Dive Brief:
- Despite the ongoing discussion around the benefits of "data-driven" instruction, there remains a disconnect as to what that means and how to go about accomplishing it, according to an eSchool News article by IO Education's Peter Bencivenga and Amy Jackson.
- The duo write that becoming data-driven requires a significant amount of careful thought and planning to get started and to maintain this direction.
- A successful data-driven approach requires data to be accessible and presented in more than a static report, with "whole student" data located in one place and the fostering of a "data culture" across all departments.
Dive Insight:
As data analytics have become more prominent in schools and districts over the past decade, so too has the idea of "data-driven" decision-making and instruction. While these practices can be beneficial, administrators and classroom teachers must also remain cognizant that data can't show them everything going on with a student as a human being. Weighing that information is as critical as ever.
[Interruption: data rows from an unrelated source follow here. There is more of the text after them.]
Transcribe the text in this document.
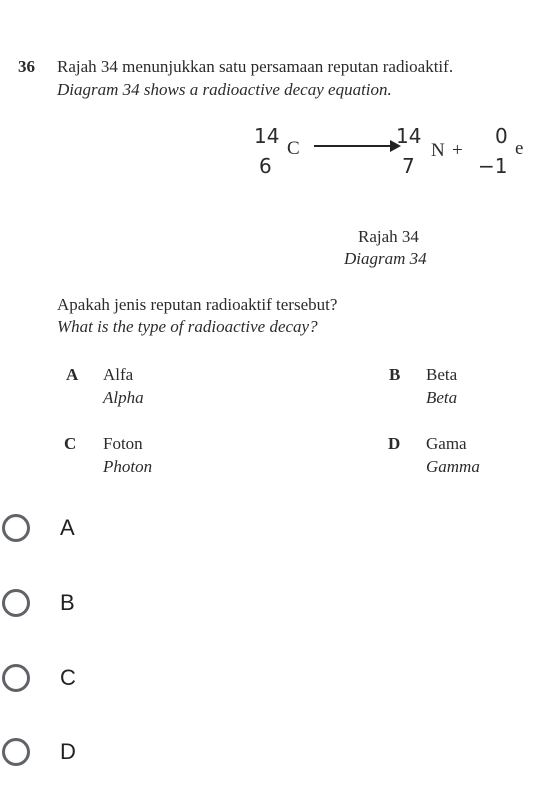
36 Rajah 34 menunjukkan satu persamaan reputan radioaktif.
Diagram 34 shows a radioactive decay equation.
14
6
C
14
7
N +
0
−1
e
Rajah 34
Diagram 34
Apakah jenis reputan radioaktif tersebut?
What is the type of radioactive decay?
A Alfa
Alpha
B Beta
Beta
C Foton
Photon
D Gama
Gamma
A
B
C
D
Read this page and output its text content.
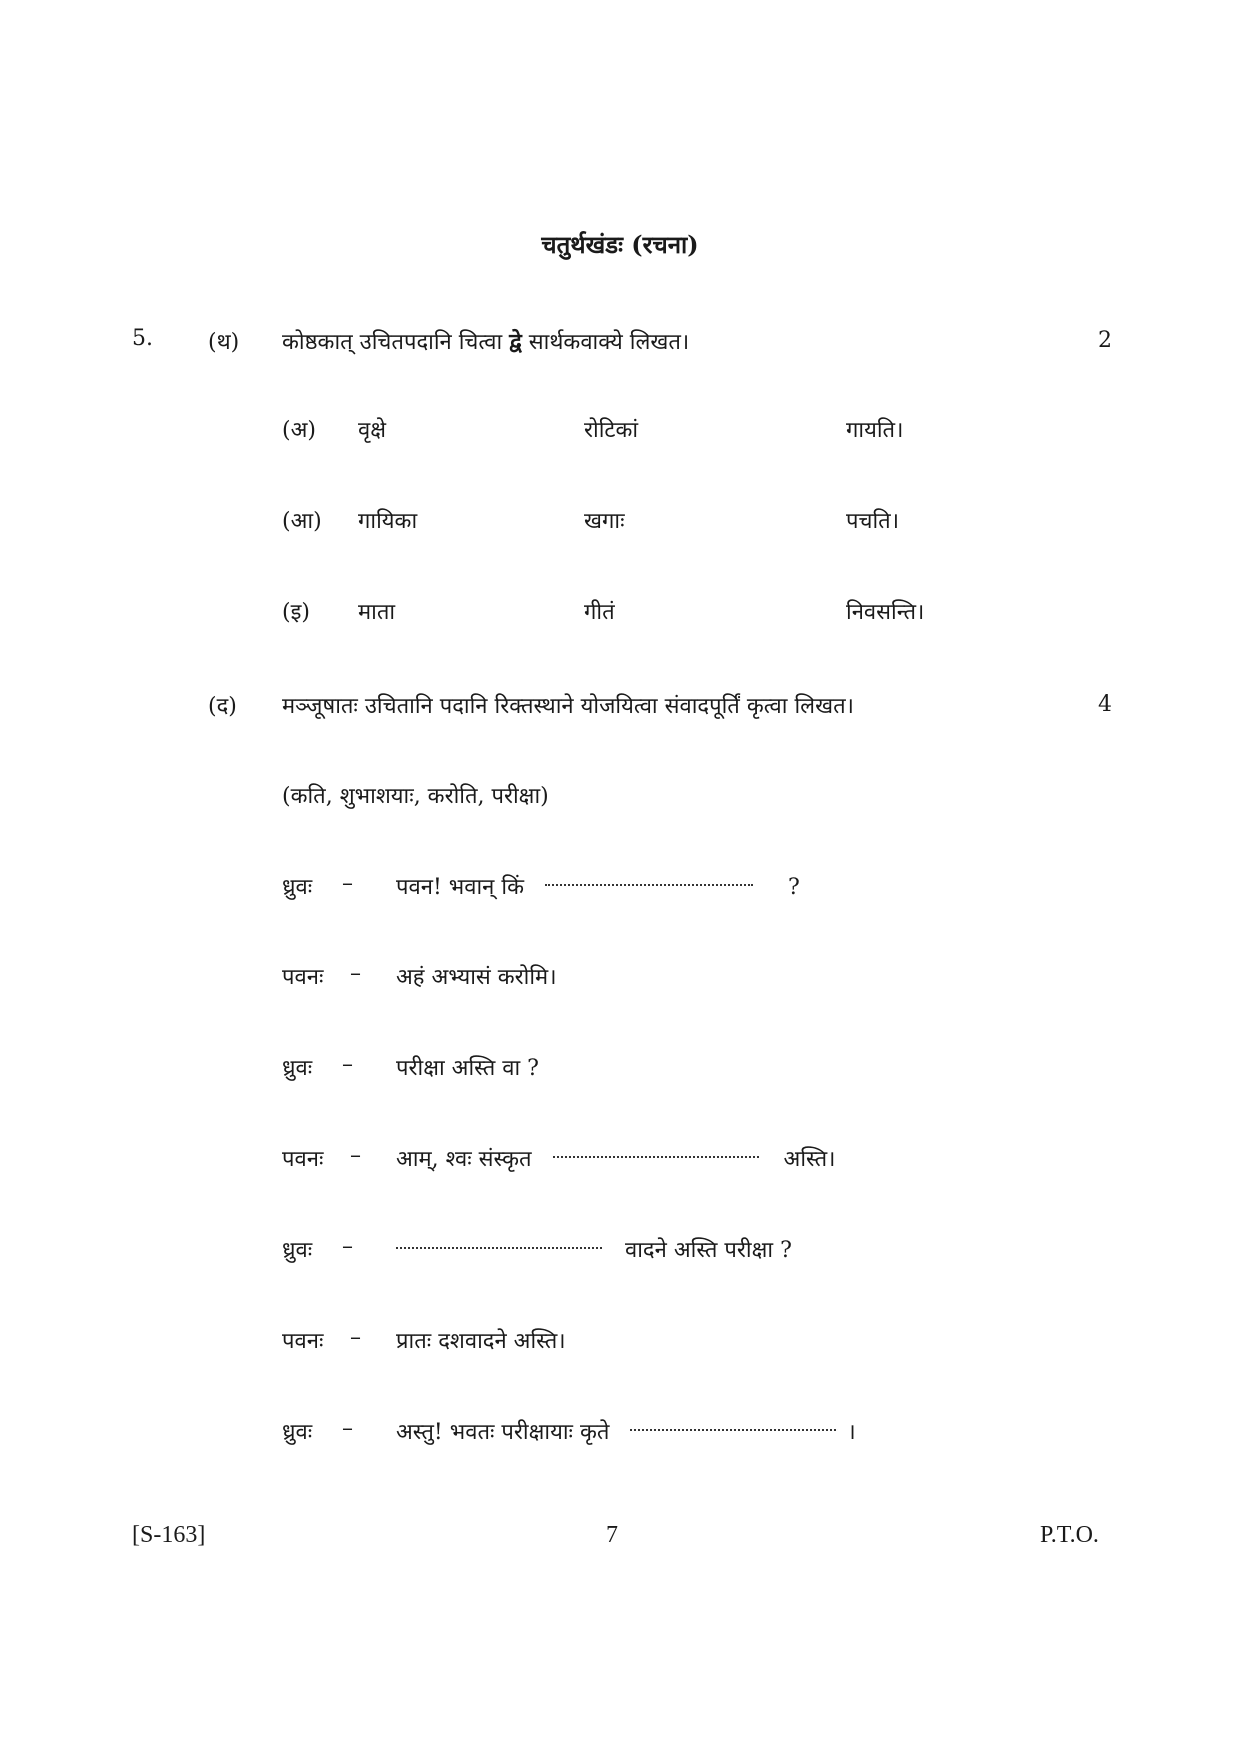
चतुर्थखंडः (रचना)
5.	(थ) कोष्ठकात् उचितपदानि चित्वा द्वे सार्थकवाक्ये लिखत।	2
(अ) वृक्षे	रोटिकां	गायति।
(आ) गायिका	खगाः	पचति।
(इ) माता	गीतं	निवसन्ति।
(द) मञ्जूषातः उचितानि पदानि रिक्तस्थाने योजयित्वा संवादपूर्तिं कृत्वा लिखत।	4
(कति, शुभाशयाः, करोति, परीक्षा)
ध्रुवः – पवन! भवान् किं	?
पवनः – अहं अभ्यासं करोमि।
ध्रुवः – परीक्षा अस्ति वा ?
पवनः – आम्, श्वः संस्कृत	अस्ति।
ध्रुवः –	वादने अस्ति परीक्षा ?
पवनः – प्रातः दशवादने अस्ति।
ध्रुवः – अस्तु! भवतः परीक्षायाः कृते	।
[S-163]	7	P.T.O.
Data are also helpful if they are easy to access and use. As a result, a call for greater data interoperability has risen in the past year. Simply put, if educators are still having to gather data from multiple siloed platforms and crunch the numbers themselves for useful analyses, was the promise of saved instructional time that were sold really being delivered? And can that data truly be put to use at the "right time," as it needs to be in order to maximize its effectiveness? To make the most of a data-driven approach, districts must, as Bencivenga and Jackson write, demand that "whole child" data be accessible in a single location, making that as much a priority as privacy and security to deliver the most benefit to students.